Le 14 juin 2018, le ministre espagnol de l’Intérieur, Fernando Grande-Marlaska, a promis de faire « tout son possible » pour enlever les barrières coupantes « anti-migrants ». Au micro d’Onda Cero, une radio espagnole, le ministre a déclaré qu’il avait commandé un rapport sur le « moyen le moins sanglant possible » de préserver la sécurité des frontières. « Je vais faire tout mon possible pour que ces barbelés coupants de Ceuta et Melilla soient supprimés », a-t-il déclaré. « C’est pour moi une priorité. »
Le 23 février 2019, en campagne électorale à Ceuta, Grande-Marlaska a réitéré sa promesse de retirer le barbelé concertina. Le même jour, il a visité la frontière côté marocain et a constatée qu’elle était ornée du même fil de fer barbelé. Les barbelés cisaillants du Maroc ont été financés par l’Union européenne à hauteur de 140 millions d’euros.

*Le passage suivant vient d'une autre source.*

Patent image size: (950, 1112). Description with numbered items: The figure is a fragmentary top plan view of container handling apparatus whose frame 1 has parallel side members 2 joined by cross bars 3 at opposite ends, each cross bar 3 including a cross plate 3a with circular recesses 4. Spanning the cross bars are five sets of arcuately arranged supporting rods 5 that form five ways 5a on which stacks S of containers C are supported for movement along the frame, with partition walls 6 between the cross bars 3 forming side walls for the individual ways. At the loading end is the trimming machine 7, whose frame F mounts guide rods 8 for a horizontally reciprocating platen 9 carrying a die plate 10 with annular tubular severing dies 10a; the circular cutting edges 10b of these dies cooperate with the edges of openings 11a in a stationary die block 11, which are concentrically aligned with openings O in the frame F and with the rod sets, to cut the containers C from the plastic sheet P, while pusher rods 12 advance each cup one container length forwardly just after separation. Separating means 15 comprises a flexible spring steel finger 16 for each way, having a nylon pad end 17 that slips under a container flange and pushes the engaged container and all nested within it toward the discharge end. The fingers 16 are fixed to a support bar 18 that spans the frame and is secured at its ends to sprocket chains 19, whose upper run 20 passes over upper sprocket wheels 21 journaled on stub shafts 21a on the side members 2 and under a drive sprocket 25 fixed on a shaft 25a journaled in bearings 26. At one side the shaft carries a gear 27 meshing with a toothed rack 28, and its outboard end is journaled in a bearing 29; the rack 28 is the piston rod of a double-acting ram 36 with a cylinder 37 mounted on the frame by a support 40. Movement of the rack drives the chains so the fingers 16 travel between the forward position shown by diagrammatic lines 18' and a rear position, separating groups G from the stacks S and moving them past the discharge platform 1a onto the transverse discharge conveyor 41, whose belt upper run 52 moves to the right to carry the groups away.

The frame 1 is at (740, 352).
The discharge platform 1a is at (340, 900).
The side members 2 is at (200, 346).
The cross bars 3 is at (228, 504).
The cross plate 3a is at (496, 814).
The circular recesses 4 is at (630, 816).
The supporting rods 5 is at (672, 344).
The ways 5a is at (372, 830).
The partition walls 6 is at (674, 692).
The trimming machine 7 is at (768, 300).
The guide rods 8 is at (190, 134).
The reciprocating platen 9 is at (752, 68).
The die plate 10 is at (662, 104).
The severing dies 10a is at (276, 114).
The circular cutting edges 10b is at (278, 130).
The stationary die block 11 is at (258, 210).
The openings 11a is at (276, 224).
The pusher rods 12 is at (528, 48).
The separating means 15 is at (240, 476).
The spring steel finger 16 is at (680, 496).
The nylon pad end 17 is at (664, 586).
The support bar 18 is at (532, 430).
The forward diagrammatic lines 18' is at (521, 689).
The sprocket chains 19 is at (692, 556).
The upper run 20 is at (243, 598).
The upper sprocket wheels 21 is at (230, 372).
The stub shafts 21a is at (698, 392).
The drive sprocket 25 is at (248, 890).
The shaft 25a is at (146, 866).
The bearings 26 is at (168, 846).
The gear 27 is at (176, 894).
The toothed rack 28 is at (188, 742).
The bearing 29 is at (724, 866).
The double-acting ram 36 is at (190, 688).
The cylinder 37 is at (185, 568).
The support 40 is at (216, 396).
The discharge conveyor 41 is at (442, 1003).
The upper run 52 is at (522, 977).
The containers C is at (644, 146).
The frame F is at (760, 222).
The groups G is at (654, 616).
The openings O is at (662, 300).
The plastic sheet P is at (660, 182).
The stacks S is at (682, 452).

Le 26 août 2019, sur le plateau de la chaîne Télécinco, Grande-Marlaska, a de nouveau déclaré qu’il était déterminé à éliminer les « contrôles sanglants » aux frontières : « nous allons édifier les frontières du 21ème siècle, des frontières plus sûres, où les concept de sécurité et d’humanité ne sont nullement dissociés. »
Le 3 décembre 2019, le gouvernement a commencé à travailler sur un plan de 32 millions d’euros pour retirer les barbelés tranchants qui séparent Ceuta du Maroc. Ironiquement, ces rasoirs ont été installés en 2005 par le Premier ministre socialiste José Luis Rodríguez Zapatero – pour un coût de 28 millions d’euros.

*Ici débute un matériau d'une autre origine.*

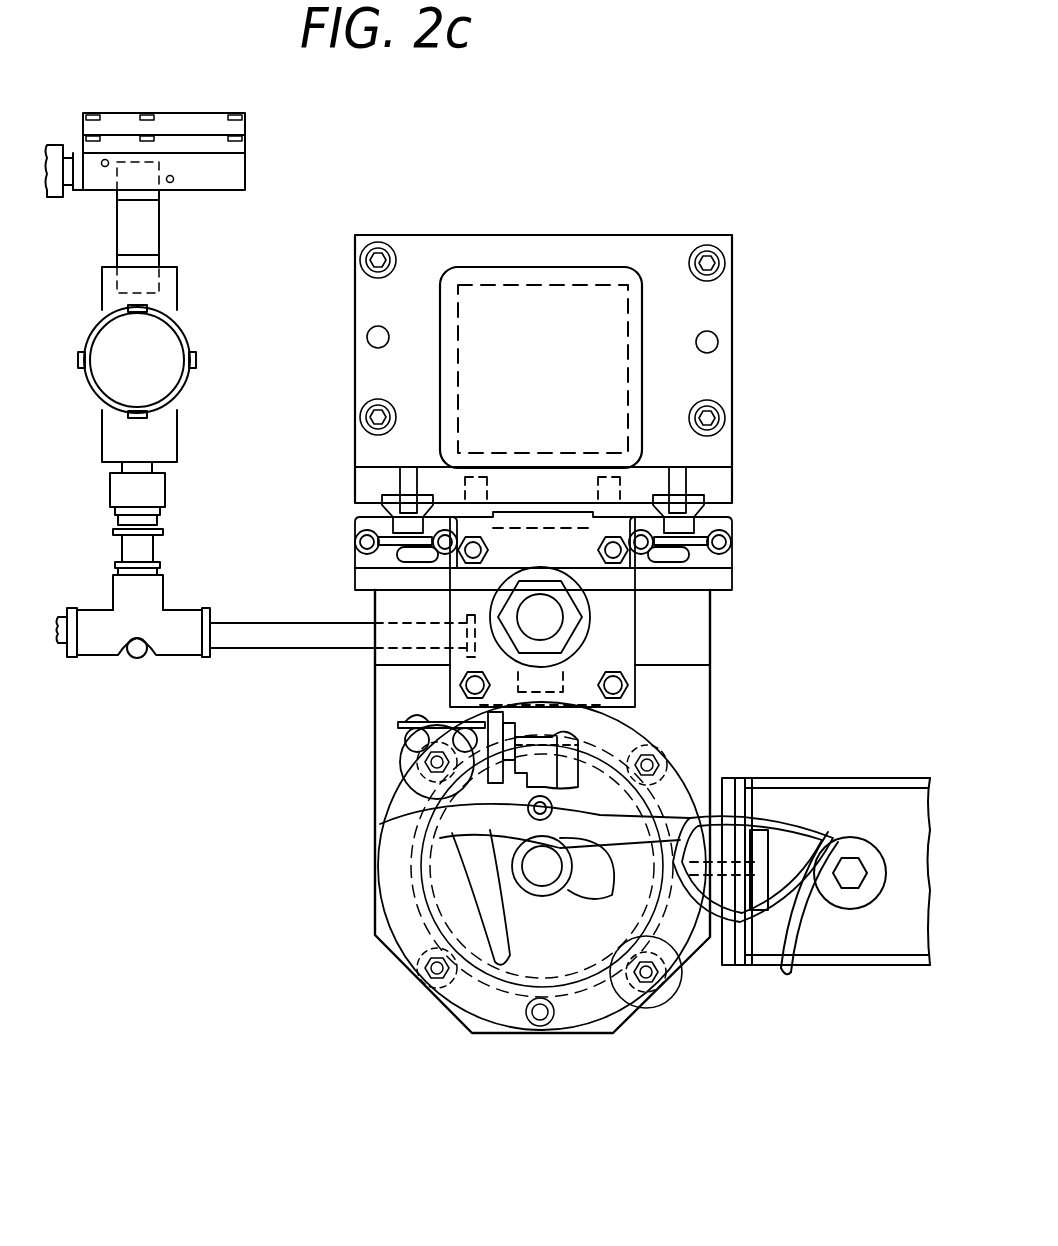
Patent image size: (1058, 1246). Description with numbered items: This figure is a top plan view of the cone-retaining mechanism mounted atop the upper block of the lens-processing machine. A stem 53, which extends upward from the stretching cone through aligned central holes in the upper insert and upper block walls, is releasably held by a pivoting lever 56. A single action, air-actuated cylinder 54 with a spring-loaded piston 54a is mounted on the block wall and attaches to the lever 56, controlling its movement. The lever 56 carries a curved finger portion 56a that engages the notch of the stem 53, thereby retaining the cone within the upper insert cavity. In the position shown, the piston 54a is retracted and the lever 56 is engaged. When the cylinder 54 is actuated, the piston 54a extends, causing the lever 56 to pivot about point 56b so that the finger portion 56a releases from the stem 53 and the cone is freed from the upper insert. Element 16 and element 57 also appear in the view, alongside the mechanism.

Cette dépose des barbelés est conforme à la position pro-immigration du gouvernement socialiste actuel. En juin 2018, par exemple, le Premier ministre espagnol Pedro Sanchez a accueilli 630 migrants que l’Aquarius avait secouru au large des côtes de la Libye. Matteo Salvini, ministre italien de l’Intérieur, qui avait refusé (avec Malte) d’accueillir l’Aquarius, a accusé à l’époque l’Espagne « de rendre l’immigration incontrôlable ».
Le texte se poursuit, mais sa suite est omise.